In short, van Zwet’s critique identifies a boundary condition for z-curve, not a general failure. At the same time, his own method rests on a stronger and untested assumption—no selection bias—whose violation would invalidate its conclusions entirely. No method is perfect and using a single scenario to imply that a method is always wrong is not a valid argument against any method. By the same logic, van Zwet’s own method could be declared “useless” whenever selection bias exists, which is precisely the point: all methods have scope conditions.
Using proper logic, we suggest that all methods work when assumptions are met. The main point is to test whether they are met or not. We clarified that z-curve estimation of the EDR assumes that enough low powered studies produced significant results to influence the distribution of significant results.
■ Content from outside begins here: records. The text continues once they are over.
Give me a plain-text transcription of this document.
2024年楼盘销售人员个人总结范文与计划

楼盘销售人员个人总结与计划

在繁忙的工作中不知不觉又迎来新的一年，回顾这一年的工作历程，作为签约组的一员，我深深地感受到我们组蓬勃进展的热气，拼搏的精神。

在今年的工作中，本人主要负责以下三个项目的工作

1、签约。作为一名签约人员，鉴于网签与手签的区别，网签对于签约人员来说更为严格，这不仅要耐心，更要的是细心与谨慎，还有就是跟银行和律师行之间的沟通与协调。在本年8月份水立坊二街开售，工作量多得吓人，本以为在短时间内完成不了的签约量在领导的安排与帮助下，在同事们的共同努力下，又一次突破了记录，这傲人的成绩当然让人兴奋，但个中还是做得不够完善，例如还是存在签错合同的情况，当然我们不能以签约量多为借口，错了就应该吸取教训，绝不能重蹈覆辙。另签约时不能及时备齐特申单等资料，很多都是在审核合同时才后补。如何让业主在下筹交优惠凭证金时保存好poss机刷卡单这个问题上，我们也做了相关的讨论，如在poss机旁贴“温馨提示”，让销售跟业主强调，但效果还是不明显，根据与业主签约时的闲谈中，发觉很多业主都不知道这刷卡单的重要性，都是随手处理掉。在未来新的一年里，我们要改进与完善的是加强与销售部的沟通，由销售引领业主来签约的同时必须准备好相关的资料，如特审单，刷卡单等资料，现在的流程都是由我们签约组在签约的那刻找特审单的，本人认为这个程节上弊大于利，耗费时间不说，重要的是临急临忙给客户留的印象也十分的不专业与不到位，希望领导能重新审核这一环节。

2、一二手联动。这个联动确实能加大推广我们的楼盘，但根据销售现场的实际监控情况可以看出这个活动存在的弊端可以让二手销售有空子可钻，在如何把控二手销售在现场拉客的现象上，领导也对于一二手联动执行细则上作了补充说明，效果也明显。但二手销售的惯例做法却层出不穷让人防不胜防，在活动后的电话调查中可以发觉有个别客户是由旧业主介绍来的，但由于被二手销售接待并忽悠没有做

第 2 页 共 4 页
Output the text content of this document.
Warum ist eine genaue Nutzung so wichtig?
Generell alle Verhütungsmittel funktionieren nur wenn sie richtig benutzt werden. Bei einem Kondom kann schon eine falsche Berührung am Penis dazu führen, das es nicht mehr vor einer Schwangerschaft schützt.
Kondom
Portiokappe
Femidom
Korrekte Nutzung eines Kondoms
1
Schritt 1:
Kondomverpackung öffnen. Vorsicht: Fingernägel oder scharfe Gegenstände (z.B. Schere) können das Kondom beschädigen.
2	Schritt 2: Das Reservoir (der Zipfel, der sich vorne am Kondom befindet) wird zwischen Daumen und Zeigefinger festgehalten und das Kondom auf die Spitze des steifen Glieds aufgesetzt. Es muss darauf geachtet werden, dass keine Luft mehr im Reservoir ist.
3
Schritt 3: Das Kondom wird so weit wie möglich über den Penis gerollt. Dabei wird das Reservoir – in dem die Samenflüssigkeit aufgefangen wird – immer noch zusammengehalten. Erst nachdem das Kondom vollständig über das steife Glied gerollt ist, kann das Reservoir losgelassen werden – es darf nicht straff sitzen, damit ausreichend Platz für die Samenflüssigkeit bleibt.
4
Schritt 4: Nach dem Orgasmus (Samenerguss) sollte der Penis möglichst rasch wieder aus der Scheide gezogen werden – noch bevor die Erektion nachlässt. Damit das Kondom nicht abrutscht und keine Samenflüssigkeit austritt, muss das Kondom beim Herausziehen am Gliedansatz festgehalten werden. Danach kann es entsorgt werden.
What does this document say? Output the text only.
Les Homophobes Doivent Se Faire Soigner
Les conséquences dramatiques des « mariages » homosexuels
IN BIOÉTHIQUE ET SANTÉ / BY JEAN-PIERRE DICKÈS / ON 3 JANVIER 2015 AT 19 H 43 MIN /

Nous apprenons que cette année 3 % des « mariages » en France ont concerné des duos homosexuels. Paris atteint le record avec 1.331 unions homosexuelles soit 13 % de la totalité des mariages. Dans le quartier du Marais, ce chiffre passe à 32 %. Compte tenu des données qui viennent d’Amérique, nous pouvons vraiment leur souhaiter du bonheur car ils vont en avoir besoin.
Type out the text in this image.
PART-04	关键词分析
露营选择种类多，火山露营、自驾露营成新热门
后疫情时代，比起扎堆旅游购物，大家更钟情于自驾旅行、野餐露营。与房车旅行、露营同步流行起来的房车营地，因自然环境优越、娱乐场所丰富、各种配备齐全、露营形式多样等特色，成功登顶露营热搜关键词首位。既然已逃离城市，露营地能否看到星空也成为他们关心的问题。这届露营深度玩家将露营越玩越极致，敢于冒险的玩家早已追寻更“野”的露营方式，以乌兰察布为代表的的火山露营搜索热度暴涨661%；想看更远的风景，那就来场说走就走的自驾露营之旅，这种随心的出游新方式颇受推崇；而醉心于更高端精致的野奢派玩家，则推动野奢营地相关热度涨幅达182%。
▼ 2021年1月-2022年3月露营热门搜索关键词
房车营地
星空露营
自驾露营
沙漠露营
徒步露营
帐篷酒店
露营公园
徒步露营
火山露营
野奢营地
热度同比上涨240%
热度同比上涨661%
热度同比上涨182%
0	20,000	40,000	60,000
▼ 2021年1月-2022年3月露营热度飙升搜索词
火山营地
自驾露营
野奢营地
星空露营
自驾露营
If the slope of significant results is not decreasing, this assumption does not hold and z-curve should not be used to estimate the EDR. Similarly, users of van Zwets first method should first test whether selection bias is present and not use it when it does. They should also examine whether they think a proportion of studies could have tested practically true null hypotheses and not use the method when this is a concern.
Finally, the blog post responds to Gelman’s polemic about our z-curve method and earlier work by Jager and Leek (2014), by noting that Gelman’s critic of other methods exist in parallel to his own work (at least co-authorship) that also modeled distribution of z-values to make claims about power and the risk of false inferences. The assumption of this model that selection bias does not exist is peculiar, given Gelman’s typical writing about low power and the negative effects of selection for significance. A more constructive discussion would apply the same critical standards to all methods—including one’s own.